Patient and clinician views on an app for rheumatoid arthritis disease monitoring: Function, implementation and implications

Aim Best practice management for rheumatoid arthritis (RA) involves regular clinical assessment of RA disease activity. This is not achievable with current rheumatology systems of care. We aimed to use opinions from people with RA and their specialist rheumatology healthcare professionals to inform development of a mobile app for people with RA for recording their disease activity data for potential integration into clinical service, and assess usability of the app. Method In phase 1 we interviewed nine people with RA and seven healthcare professionals. In phase 2 we developed an app with professional software developers. In phase 3 we evaluated app usability for people with RA using the System Usability Scale (SUS).

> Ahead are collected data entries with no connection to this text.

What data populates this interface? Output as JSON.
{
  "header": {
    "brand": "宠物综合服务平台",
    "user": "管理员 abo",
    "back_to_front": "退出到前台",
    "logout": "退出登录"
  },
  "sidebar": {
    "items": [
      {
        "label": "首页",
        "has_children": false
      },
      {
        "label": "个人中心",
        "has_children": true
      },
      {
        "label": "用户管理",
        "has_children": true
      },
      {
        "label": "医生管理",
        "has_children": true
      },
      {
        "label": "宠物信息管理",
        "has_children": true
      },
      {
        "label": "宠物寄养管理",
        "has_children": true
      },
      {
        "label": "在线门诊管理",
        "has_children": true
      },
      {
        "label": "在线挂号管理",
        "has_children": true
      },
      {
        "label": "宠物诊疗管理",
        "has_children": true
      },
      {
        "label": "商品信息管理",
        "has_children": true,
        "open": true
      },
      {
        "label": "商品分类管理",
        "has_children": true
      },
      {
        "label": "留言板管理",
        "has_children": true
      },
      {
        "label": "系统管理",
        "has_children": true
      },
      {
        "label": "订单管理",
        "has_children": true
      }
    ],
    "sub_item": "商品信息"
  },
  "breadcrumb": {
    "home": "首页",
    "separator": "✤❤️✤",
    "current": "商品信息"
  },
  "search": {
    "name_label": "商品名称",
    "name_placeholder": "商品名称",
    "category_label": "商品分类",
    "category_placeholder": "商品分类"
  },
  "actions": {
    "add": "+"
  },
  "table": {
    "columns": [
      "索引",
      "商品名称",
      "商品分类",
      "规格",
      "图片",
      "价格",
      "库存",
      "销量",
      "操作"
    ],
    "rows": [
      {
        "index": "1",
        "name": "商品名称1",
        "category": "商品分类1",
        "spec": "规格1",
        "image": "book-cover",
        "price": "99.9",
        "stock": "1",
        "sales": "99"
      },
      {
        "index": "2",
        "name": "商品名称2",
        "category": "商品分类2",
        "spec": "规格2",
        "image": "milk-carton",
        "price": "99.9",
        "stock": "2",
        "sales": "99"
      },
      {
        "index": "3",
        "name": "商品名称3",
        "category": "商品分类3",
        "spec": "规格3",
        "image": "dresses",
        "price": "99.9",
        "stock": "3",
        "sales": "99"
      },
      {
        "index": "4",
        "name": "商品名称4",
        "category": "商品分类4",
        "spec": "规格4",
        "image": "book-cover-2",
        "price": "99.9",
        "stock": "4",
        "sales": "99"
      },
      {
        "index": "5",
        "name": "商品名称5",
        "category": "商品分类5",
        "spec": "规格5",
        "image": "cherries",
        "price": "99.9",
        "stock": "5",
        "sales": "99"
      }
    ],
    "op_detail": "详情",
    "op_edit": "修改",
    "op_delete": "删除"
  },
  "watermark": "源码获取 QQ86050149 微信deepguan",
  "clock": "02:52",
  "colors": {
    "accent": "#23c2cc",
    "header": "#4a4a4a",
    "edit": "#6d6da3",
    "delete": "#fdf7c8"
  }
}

Results Interview data showed four themes regarding functionality and implementation of a patient‐held app in RA care: (a) variable app acceptance and readiness; (b) app use to reduce barriers; (c) pros and cons of patient‐reported outcomes; and (d) allocation of clinics by need. The app developed has high usability in people with RA using the app on their own device for a month (SUS 79.5, n = 16) or using the app on a study device for 10 minutes (SUS 83, n = 100). Conclusion People with RA and healthcare professionals have clearly identified features, benefits and risks of an app for self‐assessment of RA and incorporation into clinical care. An app developed informed by these opinions has high usability. Next steps are development and validation of a method of patient‐performed joint counts, and implementation, with evaluation, in the clinical setting.